Do your dog’s feet smell like corn chips? If an overgrowth of yeast or bacteria was found to be the problem, your vet will likely prescribe some medications. If your vet didn’t find any signs of problems, you may have been told that the odor is normal smell. Here are several tips for good foot care.

  • Boosting the dog’s immune system is of course important in keeping bad yeast and bad bacteria in check.
  • If your dog is prone to feet problems, keeping the feet dry is also important as bacteria and yeast thrive in warm, moist places especially during the summer months.
  • Routinely inspecting your dog’s feet for any signs of trouble is always good practice.
  •  Trimming the hair around the toes may help keep the feet more dry and improve the circulation of air in the area. Dogs suffering from inflammation in the feet benefit from this as the hairs traps sweat and water, explains veterinarian Dr. Fiona.

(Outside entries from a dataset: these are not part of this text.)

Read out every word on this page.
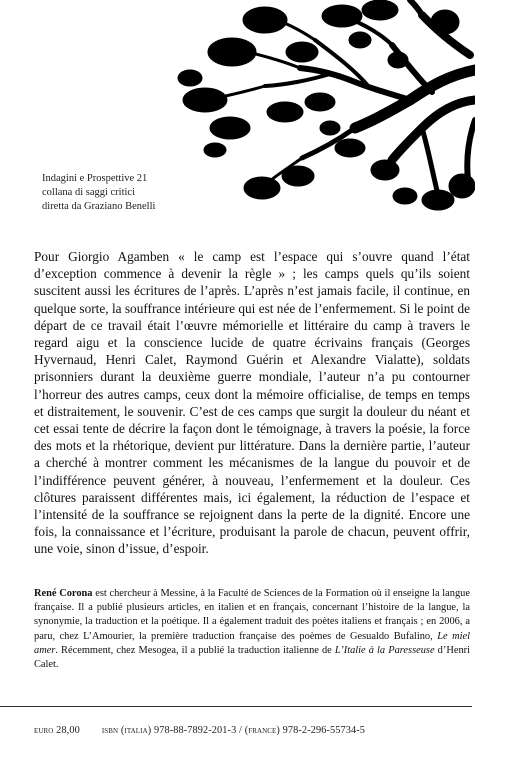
Indagini e Prospettive 21
collana di saggi critici
diretta da Graziano Benelli
Pour Giorgio Agamben « le camp est l’espace qui s’ouvre quand l’état d’exception commence à devenir la règle » ; les camps quels qu’ils soient suscitent aussi les écritures de l’après. L’après n’est jamais facile, il continue, en quelque sorte, la souffrance intérieure qui est née de l’enfermement. Si le point de départ de ce travail était l’œuvre mémorielle et littéraire du camp à travers le regard aigu et la conscience lucide de quatre écrivains français (Georges Hyvernaud, Henri Calet, Raymond Guérin et Alexandre Vialatte), soldats prisonniers durant la deuxième guerre mondiale, l’auteur n’a pu contourner l’horreur des autres camps, ceux dont la mémoire officialise, de temps en temps et distraitement, le souvenir. C’est de ces camps que surgit la douleur du néant et cet essai tente de décrire la façon dont le témoignage, à travers la poésie, la force des mots et la rhétorique, devient pur littérature. Dans la dernière partie, l’auteur a cherché à montrer comment les mécanismes de la langue du pouvoir et de l’indifférence peuvent générer, à nouveau, l’enfermement et la douleur. Ces clôtures paraissent différentes mais, ici également, la réduction de l’espace et l’intensité de la souffrance se rejoignent dans la perte de la dignité. Encore une fois, la connaissance et l’écriture, produisant la parole de chacun, peuvent offrir, une voie, sinon d’issue, d’espoir.
René Corona est chercheur à Messine, à la Faculté de Sciences de la Formation où il enseigne la langue française. Il a publié plusieurs articles, en italien et en français, concernant l’histoire de la langue, la synonymie, la traduction et la poétique. Il a également traduit des poètes italiens et français ; en 2006, a paru, chez L’Amourier, la première traduction française des poèmes de Gesualdo Bufalino, Le miel amer. Récemment, chez Mesogea, il a publié la traduction italienne de L’Italie à la Paresseuse d’Henri Calet.
euro 28,00 isbn (italia) 978-88-7892-201-3 / (france) 978-2-296-55734-5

  • Can’t stand the smell? Jodi Ziskin, a Certified Pet Nutrition Consultant for Lap of Love Veterinary Hospice, suggests putting some organic, raw, unfiltered apple cider vinegar in a spray bottle and spraying it daily onto the dog’s feet making sure to get in between the toes and paw pads.

Did you know? Those sweaty feet in stressed dogs have a function. According to Sue Gould  professional dog groomer and author of the book “The Dog Groomer’s Manual,”  that extra moisture helps improve grip and traction so that the dog can make a safe escape.